On to fiction but with maximum realism. John Copenhaver's DODGING AND BURNING comes trailing starred reviews from LJ - "a powerful debut" and PW - "the consequences of war - and prejudice - in small town America", and offers letters, photographs and chapters from classic pulp, as well as irresistible voice characters, to build a puzzle box of a plot.



And even though that title would be wasted on me, because I don't know enough about photography to deserve it, that doesn't dent my envy one little bit.

Next up is what I'm reading right now. When I was ordering some titles from Once a Upon a Crime in Minneapolis a couple of weeks back, I asked Devin to add naother title and surprise me. (I thought booksellers were probably missing hand-selling as much as customers were missing browsing. Also, the last time I asked Devin to surprise me, she put Kristen Lepionka's debut in my hands.) This time, the wildcard book was THE LAST by Hanna Jameson


Billed as "Agatha Christie's And Then There Were None collides with Stephen King's The Shining" - by NPR, no less (who also mention Nevil Shute and who ever mentions Nevil Shute???) this is a postapocalytpic thriller to make the real word seem not so bad, in spite of everything. It opens with Jon Keller finding out that the world is ending via text alert. And his first feeling is embarrassment about the banality. 43 pages in as of this morning and Jon's hero credentials are no less complicated. But the plot is off and running like a snowball on a steep roof. 


The opening line of Claire Askew's ALL THE HIDDEN TRUTHS speaks to anyone from Edinburgh. "Moira Summers was on the top deck of the number 23 bus". The 23 is Edinburgh's poshest bus. (Yes, there's a social stratification of buses; I've never lived on the route of the 23. And for a while I lived on the route of the 44. My dear!) The skewering of Edinburgh snobberies, the shade thrown on systemic sexism in the police force, and the heartbreak of mothers trying to keep their children safe while they're forced to let them go . . . all of this is added to a tight and propulsive thriller plot.
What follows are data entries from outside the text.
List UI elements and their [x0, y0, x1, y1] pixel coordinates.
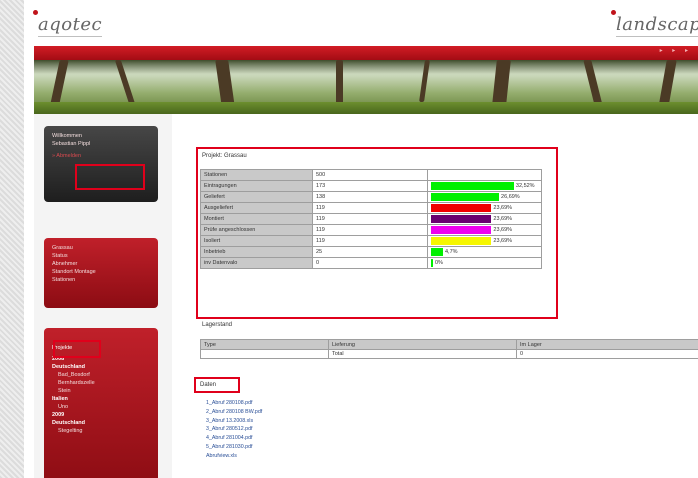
lager-title: Lagerstand — [202, 322, 233, 328]
table-row: Total 0 — [200, 349, 698, 359]
landscape-logo[interactable]: landscape — [611, 10, 698, 37]
banner-grass — [34, 102, 698, 114]
logo-underline — [616, 36, 698, 37]
welcome-text: Willkommen — [52, 133, 82, 139]
project-tree-item[interactable]: Uno — [52, 403, 150, 411]
table-cell — [200, 349, 329, 359]
file-link[interactable]: 3_Abruf 280512.pdf — [206, 425, 262, 434]
logo-dot-icon — [611, 10, 616, 15]
project-tree-item[interactable]: Italien — [52, 395, 150, 403]
logo-dot-icon — [33, 10, 38, 15]
project-tree-item[interactable]: Stein — [52, 387, 150, 395]
lager-col-type: Type — [200, 339, 329, 350]
banner-canopy — [34, 60, 698, 74]
aqotec-logo-text: aqotec — [38, 14, 103, 35]
forest-banner-image — [34, 60, 698, 114]
logout-link[interactable]: » Abmelden — [52, 152, 150, 160]
header: aqotec landscape — [24, 0, 698, 46]
table-cell: 0 — [516, 349, 698, 359]
project-tree-item[interactable]: Bernhardszelle — [52, 379, 150, 387]
project-tree-item[interactable]: Stegelting — [52, 427, 150, 435]
lager-col-lieferung: Lieferung — [328, 339, 517, 350]
lager-header-row: Type Lieferung Im Lager — [200, 339, 698, 350]
file-link[interactable]: 1_Abruf 280108.pdf — [206, 399, 262, 408]
header-red-bar: ▸ ▸ ▸ — [34, 46, 698, 60]
highlight-stats — [196, 147, 558, 319]
menu-item-stationen[interactable]: Stationen — [52, 276, 150, 284]
menu-item-status[interactable]: Status — [52, 252, 150, 260]
aqotec-logo[interactable]: aqotec — [33, 10, 103, 37]
highlight-logout — [75, 164, 145, 190]
project-tree-item[interactable]: Bad_Bosdorf — [52, 371, 150, 379]
table-cell: Total — [328, 349, 517, 359]
landscape-logo-text: landscape — [616, 14, 698, 35]
project-tree-item[interactable]: Deutschland — [52, 419, 150, 427]
menu-item-grassau[interactable]: Grassau — [52, 244, 150, 252]
menu-item-abnehmer[interactable]: Abnehmer — [52, 260, 150, 268]
main-content: Projekt: Grassau Stationen 500 Eintragunge… — [176, 114, 698, 478]
lager-col-im-lager: Im Lager — [516, 339, 698, 350]
banner-tree — [336, 60, 343, 108]
lager-table: Type Lieferung Im Lager Total 0 — [200, 339, 698, 359]
page: aqotec landscape ▸ ▸ ▸ Willkommen Sebast… — [24, 0, 698, 478]
user-name: Sebastian Pippl — [52, 141, 91, 147]
project-tree-item[interactable]: 2009 — [52, 411, 150, 419]
project-tree-item[interactable]: Deutschland — [52, 363, 150, 371]
file-link[interactable]: 4_Abruf 281004.pdf — [206, 434, 262, 443]
file-link[interactable]: 5_Abruf 281030.pdf — [206, 443, 262, 452]
file-link[interactable]: Abrufview.xls — [206, 452, 262, 461]
files-list: 1_Abruf 280108.pdf 2_Abruf 280108 BW.pdf 3… — [206, 399, 262, 461]
redbar-arrow-icons: ▸ ▸ ▸ — [659, 48, 692, 54]
file-link[interactable]: 2_Abruf 280108 BW.pdf — [206, 408, 262, 417]
logo-underline — [38, 36, 103, 37]
menu-item-standort-montage[interactable]: Standort Montage — [52, 268, 150, 276]
file-link[interactable]: 3_Abruf 13.2008.xls — [206, 417, 262, 426]
project-tree: 2008 Deutschland Bad_Bosdorf Bernhardszelle… — [52, 355, 150, 435]
highlight-daten — [194, 377, 240, 393]
highlight-projects — [53, 340, 101, 358]
menu-box: Grassau Status Abnehmer Standort Montage… — [44, 238, 158, 308]
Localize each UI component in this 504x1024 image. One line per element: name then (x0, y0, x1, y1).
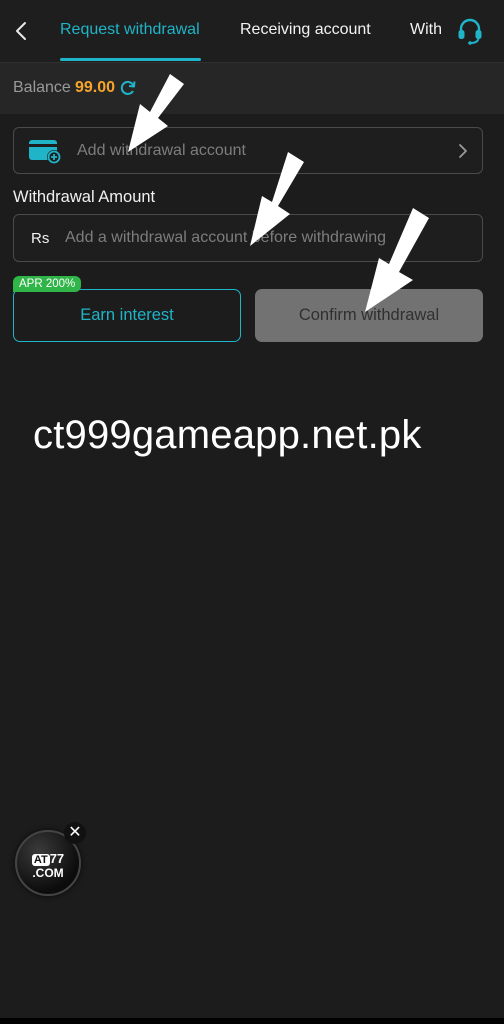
tab-request-withdrawal[interactable]: Request withdrawal (60, 21, 200, 39)
top-nav-bar: Request withdrawal Receiving account Wit… (0, 0, 504, 62)
withdrawal-amount-label: Withdrawal Amount (13, 188, 156, 206)
chevron-right-icon (459, 144, 467, 158)
earn-interest-button[interactable]: Earn interest (13, 289, 241, 342)
currency-symbol: Rs (31, 230, 50, 247)
pointer-arrow-icon (250, 152, 304, 246)
tab-withdrawal-history[interactable]: With (410, 21, 442, 39)
logo-at: AT (31, 854, 50, 866)
balance-value: 99.00 (75, 79, 116, 96)
headset-icon[interactable] (455, 16, 485, 46)
logo-domain: .COM (32, 866, 64, 880)
bottom-edge (0, 1018, 504, 1024)
balance-label: Balance (13, 79, 71, 96)
watermark-text: ct999gameapp.net.pk (33, 413, 422, 457)
apr-badge: APR 200% (13, 276, 82, 292)
chevron-left-icon[interactable] (10, 18, 34, 44)
logo-number: 77 (49, 851, 65, 866)
logo-brand: AT 77 (17, 851, 79, 866)
balance-bar: Balance 99.00 (0, 62, 504, 114)
wallet-add-icon (29, 140, 61, 164)
pointer-arrow-icon (365, 208, 429, 312)
tab-receiving-account[interactable]: Receiving account (240, 21, 371, 39)
close-icon[interactable]: ✕ (64, 822, 86, 844)
pointer-arrow-icon (128, 74, 184, 152)
active-tab-indicator (60, 58, 201, 61)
God, it's good. Again, huge in the UK maybe less so here. So . . . Book Depository again.


Finally - and my last attempt to replicate a visit to a bookshop - here's Bernadine Evaristo's GIRL, WOMAN, OTHER. Yes, I know it won the Booker prize and this blog is supposed to be a head's up about stuff you might have missed, but that's the point. Sometimes, if you're anything like me, you keep on hearing about a book, until you think it must be over-hyped, so you pass it by. Then one day you pick it up and it's not over-hyped! It's utterly fantastic!
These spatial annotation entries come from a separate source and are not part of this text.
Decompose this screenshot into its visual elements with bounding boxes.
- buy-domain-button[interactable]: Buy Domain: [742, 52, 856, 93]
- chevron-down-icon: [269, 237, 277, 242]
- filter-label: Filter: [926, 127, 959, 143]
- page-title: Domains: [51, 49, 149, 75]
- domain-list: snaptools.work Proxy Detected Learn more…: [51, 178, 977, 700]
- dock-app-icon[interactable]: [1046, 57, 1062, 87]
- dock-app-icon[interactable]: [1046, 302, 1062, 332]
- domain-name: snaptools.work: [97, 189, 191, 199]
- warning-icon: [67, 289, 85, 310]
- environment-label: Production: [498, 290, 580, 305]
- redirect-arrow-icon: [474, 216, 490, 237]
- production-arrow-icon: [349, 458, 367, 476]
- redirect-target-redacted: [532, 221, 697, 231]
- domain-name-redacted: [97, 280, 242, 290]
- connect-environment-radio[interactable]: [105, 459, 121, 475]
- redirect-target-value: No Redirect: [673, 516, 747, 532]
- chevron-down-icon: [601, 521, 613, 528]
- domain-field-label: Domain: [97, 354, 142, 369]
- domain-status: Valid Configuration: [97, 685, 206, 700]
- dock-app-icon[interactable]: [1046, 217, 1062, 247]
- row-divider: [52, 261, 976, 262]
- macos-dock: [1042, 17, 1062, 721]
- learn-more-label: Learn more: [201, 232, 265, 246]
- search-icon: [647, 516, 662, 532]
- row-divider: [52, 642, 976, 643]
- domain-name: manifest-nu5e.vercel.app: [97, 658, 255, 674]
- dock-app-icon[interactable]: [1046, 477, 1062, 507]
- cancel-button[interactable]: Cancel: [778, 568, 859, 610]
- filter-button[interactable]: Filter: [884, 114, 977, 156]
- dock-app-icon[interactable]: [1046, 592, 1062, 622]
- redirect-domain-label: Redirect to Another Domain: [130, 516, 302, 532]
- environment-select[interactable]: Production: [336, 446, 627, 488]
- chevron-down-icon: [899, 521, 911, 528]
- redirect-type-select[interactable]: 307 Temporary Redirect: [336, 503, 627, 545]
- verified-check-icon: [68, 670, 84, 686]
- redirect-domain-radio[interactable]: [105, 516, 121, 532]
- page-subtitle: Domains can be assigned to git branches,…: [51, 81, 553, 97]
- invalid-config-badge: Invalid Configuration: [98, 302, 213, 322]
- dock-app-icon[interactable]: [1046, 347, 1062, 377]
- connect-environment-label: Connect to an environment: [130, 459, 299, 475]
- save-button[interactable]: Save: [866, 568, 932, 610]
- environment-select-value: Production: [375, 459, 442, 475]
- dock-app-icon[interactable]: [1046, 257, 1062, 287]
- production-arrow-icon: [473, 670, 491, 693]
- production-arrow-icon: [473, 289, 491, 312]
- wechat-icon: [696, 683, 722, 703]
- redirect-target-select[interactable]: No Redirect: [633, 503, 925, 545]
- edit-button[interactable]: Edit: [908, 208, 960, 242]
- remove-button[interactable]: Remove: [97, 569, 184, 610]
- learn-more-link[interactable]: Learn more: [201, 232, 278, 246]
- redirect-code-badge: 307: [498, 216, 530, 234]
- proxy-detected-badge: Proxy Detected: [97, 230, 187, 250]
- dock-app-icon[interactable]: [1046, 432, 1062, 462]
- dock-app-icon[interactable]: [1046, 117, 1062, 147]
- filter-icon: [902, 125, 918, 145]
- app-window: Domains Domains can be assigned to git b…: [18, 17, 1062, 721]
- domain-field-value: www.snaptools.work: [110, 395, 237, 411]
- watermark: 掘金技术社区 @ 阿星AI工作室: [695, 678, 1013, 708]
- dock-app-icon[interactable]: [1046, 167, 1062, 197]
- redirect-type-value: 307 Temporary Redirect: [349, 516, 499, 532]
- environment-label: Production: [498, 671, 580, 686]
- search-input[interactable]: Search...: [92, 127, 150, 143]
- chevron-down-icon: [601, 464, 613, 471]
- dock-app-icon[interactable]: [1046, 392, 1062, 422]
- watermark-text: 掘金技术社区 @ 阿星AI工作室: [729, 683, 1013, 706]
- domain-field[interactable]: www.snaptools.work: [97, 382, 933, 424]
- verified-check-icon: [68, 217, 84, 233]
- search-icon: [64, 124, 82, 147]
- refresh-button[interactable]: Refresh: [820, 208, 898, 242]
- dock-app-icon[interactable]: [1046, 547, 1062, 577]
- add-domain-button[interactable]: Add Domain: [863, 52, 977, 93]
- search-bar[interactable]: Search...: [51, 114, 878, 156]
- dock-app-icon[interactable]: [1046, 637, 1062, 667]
This is one of those books. Structured in four sections, with three narrators per section, it's a solid, perfect, natty whole. All the voices start to make chords; all the stories weave together. I lost count of the number of times I said "Oh, riiiight!" out loud as I feasted on this wonderful novel It's not crime fiction, but it's got a lot to teach crime-fiction writers about knitting a plot and springing surprises.

Happy reading whether you pick up one of these or go for something completely different.

Stay safe,

Cx 







2 comments:

Susan C Shea said...

I love the idea of having the bookseller add a book they think you'll like. you're right - hand selling is one their pleasures and one of ours to receive. Think I'll do that soon. Thanks, and thanks for the book reviews.

Laura Jensen Walker said...

Six new titles to add to my TBR stack. Thanks, Catriona.